One person with some sound ideas for dealing with this danger is Henry Sokolski, executive director of the Nonproliferation Policy Education Center in Washington. Mr. Sokolski would begin by having the administration request that the IAEA’s safeguards division spell out how much time and effort would be required to certify that Iran is out of the bomb-making business. Second, in preparation for the IAEA’s next board meeting in June, as well as upcoming G-8 and NATO summits, Washington should lobby its European allies to adopt a host of country-neutral nonproliferation rules that would affect Iran and other aspiring nuclear powers. These rules, to put it mildly, could make life very uncomfortable for such regimes.
The allies should declare that nations cannot free themselves from their obligation to abide by the Nuclear Nonproliferation Treaty (NPT) by announcing their withdrawal unless the IAEA can clearly find them in full compliance and determines that they have dismantled all undeclared nuclear facilities. In addition, all countries should suspend nuclear cooperation with any nation that the IAEA cannot find to be in full compliance with its safeguards agreement until the agency can establish that that country is completely out of the weapons business. Civilian nuclear exports from NPT member nations that the IAEA can’t find in full compliance with the NPT should be considered illegitimate.
Mr. Sokolski would ratchet up the pressure on Iran in myriad other ways. For example, the secretary of state should call for help from France, the EU and Japan to declare that they will delay making investments in Iran’s oil industry “until and unless the IAEA finds Iran in full compliance or Iran has dismantled the nuclear facilities and materials it forgot to declare from the IAEA as required by its safeguards agreement with the agency.”
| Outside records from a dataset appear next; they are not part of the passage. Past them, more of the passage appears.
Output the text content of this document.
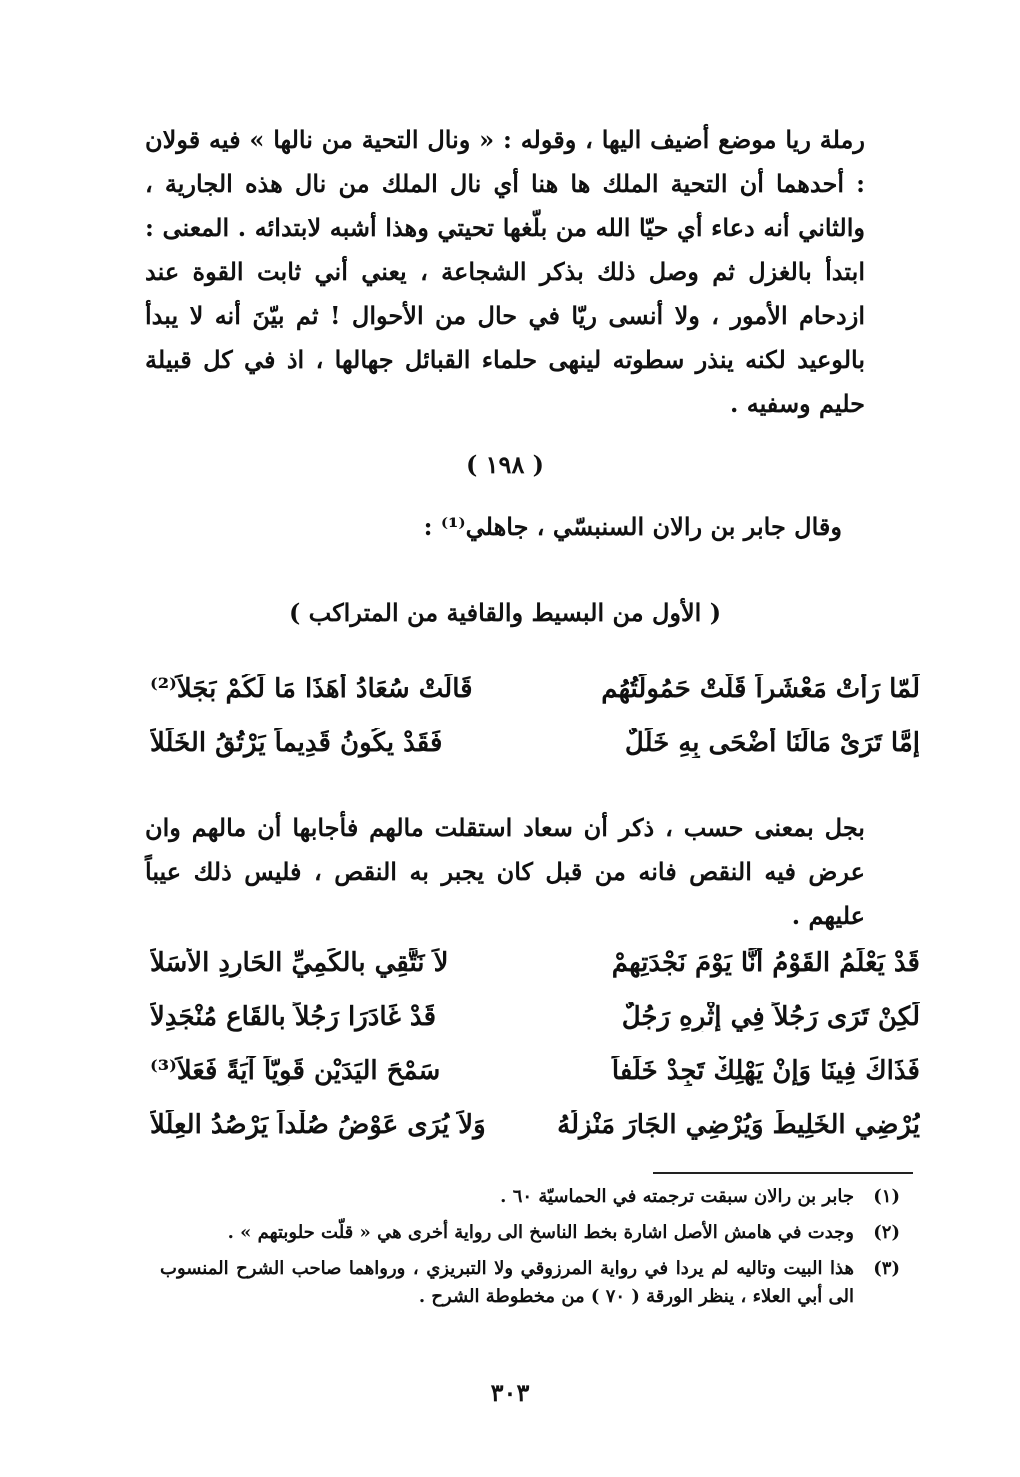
رملة ريا موضع أضيف اليها ، وقوله : « ونال التحية من نالها » فيه قولان : أحدهما أن التحية الملك ها هنا أي نال الملك من نال هذه الجارية ، والثاني أنه دعاء أي حيّا الله من بلّغها تحيتي وهذا أشبه لابتدائه . المعنى : ابتدأ بالغزل ثم وصل ذلك بذكر الشجاعة ، يعني أني ثابت القوة عند ازدحام الأمور ، ولا أنسى ريّا في حال من الأحوال ! ثم بيّنَ أنه لا يبدأ بالوعيد لكنه ينذر سطوته لينهى حلماء القبائل جهالها ، اذ في كل قبيلة حليم وسفيه .
( ١٩٨ )
وقال جابر بن رالان السنبسّي ، جاهلي⁽¹⁾ :
( الأول من البسيط والقافية من المتراكب )
لَمّا رَأَتْ مَعْشَراً قَلَّتْ حَمُولَتُهُم
قَالَتْ سُعَادُ أَهَذَا مَا لَكُمْ بَجَلاَ⁽²⁾
إِمَّا تَرَىْ مَالَنَا أَضْحَى بِهِ خَلَلٌ
فَقَدْ يكُونُ قَدِيماً يَرْتُقُ الخَلَلاَ
بجل بمعنى حسب ، ذكر أن سعاد استقلت مالهم فأجابها أن مالهم وان عرض فيه النقص فانه من قبل كان يجبر به النقص ، فليس ذلك عيباً عليهم .
قَدْ يَعْلَمُ القَوْمُ أَنَّا يَوْمَ نَجْدَتِهِمْ
لاَ نَتَّقِي بالكَمِيِّ الحَارِدِ الأَسَلاَ
لَكِنْ تَرَى رَجُلاً فِي إِثْرِهِ رَجُلٌ
قَدْ غَادَرَا رَجُلاً بالقَاعِ مُنْجَدِلاَ
فَذَاكَ فِينَا وَإِنْ يَهْلِكْ تَجِدْ خَلَفاً
سَمْحَ اليَدَيْنِ قَوِيّاً آيَةً فَعَلاَ⁽³⁾
يُرْضِي الخَلِيطَ وَيُرْضِي الجَارَ مَنْزِلُهُ
وَلاَ يُرَى عَوْضُ صُلْداً يَرْصُدُ العِلَلاَ
(١)
جابر بن رالان سبقت ترجمته في الحماسيّة ٦٠ .
(٢)
وجدت في هامش الأصل اشارة بخط الناسخ الى رواية أخرى هي « قلّت حلوبتهم » .
(٣)
هذا البيت وتاليه لم يردا في رواية المرزوقي ولا التبريزي ، ورواهما صاحب الشرح المنسوب الى أبي العلاء ، ينظر الورقة ( ٧٠ ) من مخطوطة الشرح .
٣٠٣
Washington should work with its allies to prepare against the contingency of Iran using its nuclear capabilities in the future, either to threaten the Straits of Hormuz (through conventional means, including mining) or to use nuclear mines directly.
As we noted yesterday, the United States does not have the luxury of waiting. Iran has become increasingly defiant in recent weeks, demanding that the IAEA end sanctions. Washington and its allies need to confront the danger before it is too late.